Another naysayer to add to my stack of you’ll-never-do-its :P But thanks for the video otherwise and glad you like my stuff! For the record, I’m not making any realizations about my brand as you suggested it.

You said you “studied my arse off” only to not reach a level similar to what I’m aiming for despite the immersion environment with a family: only studying is NOT my strategy, is it? ... and I’m in an extremely different situation to you. “I didn’t do it, therefore you won’t do it” is not a valid argument. Perhaps that was your first true immersion experience?

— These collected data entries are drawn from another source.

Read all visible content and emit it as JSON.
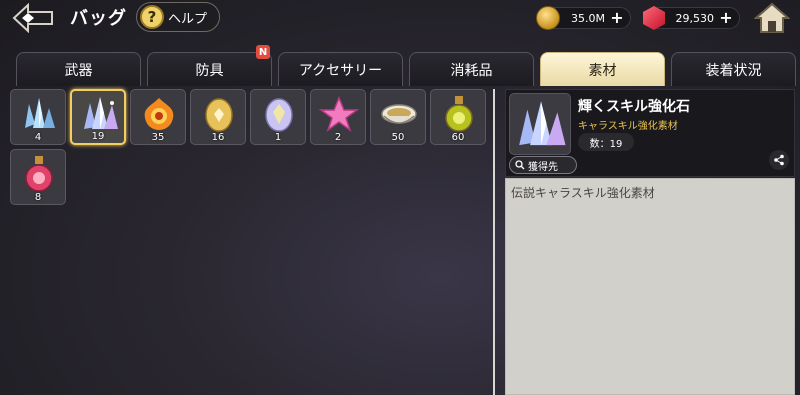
{
  "header": {
    "title": "バッグ",
    "help_label": "ヘルプ",
    "gold": "35.0M",
    "gems": "29,530"
  },
  "tabs": [
    {
      "label": "武器"
    },
    {
      "label": "防具",
      "badge": "N"
    },
    {
      "label": "アクセサリー"
    },
    {
      "label": "消耗品"
    },
    {
      "label": "素材"
    },
    {
      "label": "装着状況"
    }
  ],
  "active_tab": "素材",
  "items": [
    {
      "icon": "blue-crystal-icon",
      "count": "4"
    },
    {
      "icon": "shining-crystal-icon",
      "count": "19"
    },
    {
      "icon": "fire-emblem-icon",
      "count": "35"
    },
    {
      "icon": "golden-egg-icon",
      "count": "16"
    },
    {
      "icon": "pearl-egg-icon",
      "count": "1"
    },
    {
      "icon": "pink-star-icon",
      "count": "2"
    },
    {
      "icon": "soup-bowl-icon",
      "count": "50"
    },
    {
      "icon": "green-potion-icon",
      "count": "60"
    },
    {
      "icon": "red-potion-icon",
      "count": "8"
    }
  ],
  "detail": {
    "name": "輝くスキル強化石",
    "subtitle": "キャラスキル強化素材",
    "count": "数：19",
    "obtain_label": "獲得先",
    "description": "伝説キャラスキル強化素材"
  },
  "colors": {
    "accent_gold": "#e7c354",
    "active_tab": "#fff6d8",
    "badge_red": "#e34d3f"
  }
}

I’ve had dozens and learned from my mistakes.

I won’t be living with a family, but will be focusing on having friends my age (and hopefully a girlfriend, which I’ll hazard a guess in saying you might have had some trouble finding in the middle east...). You say it’s just not achievable, and I KNOW it is, because I’ve seen others do it in short times in my travels. I’m simply trying to emulate their success publicly.

Will I achieve it this time with Mandarin? I don’t know yet, but I will try ;) Every time I’ve had setbacks in missions prevent me from reaching my goal I’ve eliminated them from future missions, and will document every step of the way so someone else could do something similar.

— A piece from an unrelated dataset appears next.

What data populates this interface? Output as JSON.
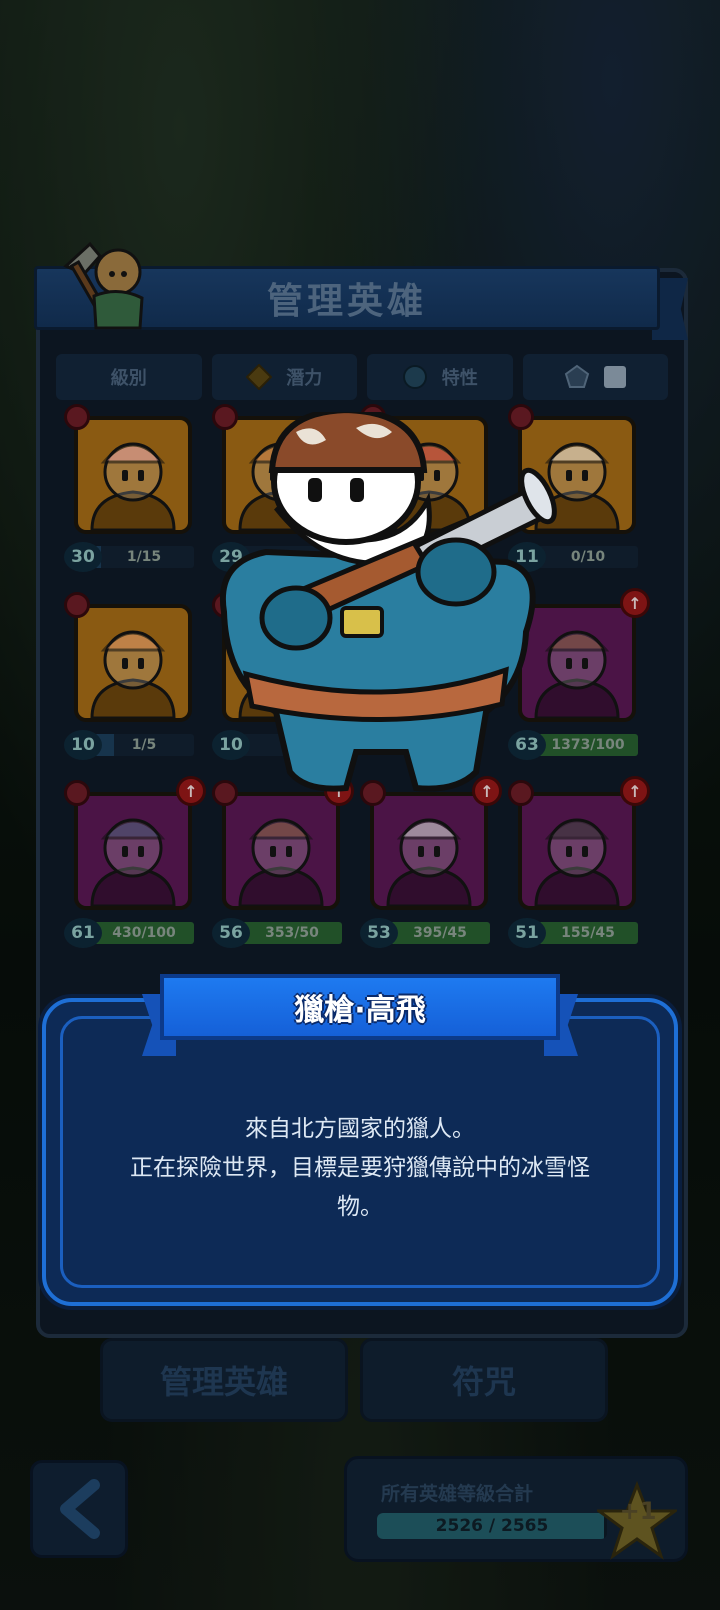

Anyway, thanks for the interest, but I’m not going to take discouragements to heart, even though I’m well aware that not achieving my target is a real possibility. Hope you enjoy following along with the journey!

mezzoguild

mezzoguild

G’day mate.

Thanks for taking the time to respond.

I don’t mean to be discouraging. I genuinely wish you the best of luck and success in achieving C1 fluency in Mandarin. I’ll post a public apology on this blog if you prove the naysayers wrong. I simply agreed with Steve that to achieve the very high level you’re talking about in a language that you’ve never really encountered before isn’t possible in 3 months, even for the most motivated learner. This isn’t the same as your German mission as you’d previously studied German not to mention its similarities to English.

You posted a picture of several Mandarin Chinese language books so I don’t know how you can say that study isn’t your strategy. That looks like study to me.

I’m also not saying you can’t do it simply because I didn’t do it. Of the documented exceptional adult learners of other languages in SLA studies, the ones that have achieved C1-C2 level fluency have spent 1-2 years or more in a full immersion environment.

I’ve lived in several immersion contexts myself over the last 9 years in Europe, the Mid East and the Caucasus. Also on the topic of girlfriends, I was engaged to an Egyptian girl who didn’t speak a word of English. We had a long relationship entirely in my second language, Arabic (that’s a long story for a blog post sometime).

I mean this - good luck. I enjoy your blog, your videos are looking fantastic and you’re doing a good job at inspiring others to take up language learning. I’m sure you’ll pick up heaps of Mandarin and have lots of fun in the process.

Techtronik

Techtronik

Hah I would like to see this done though a sane man bets and knows the odds are against it. Will he take the Chinese Proficieny test after 3 months. I would hope so but Im sure he will not.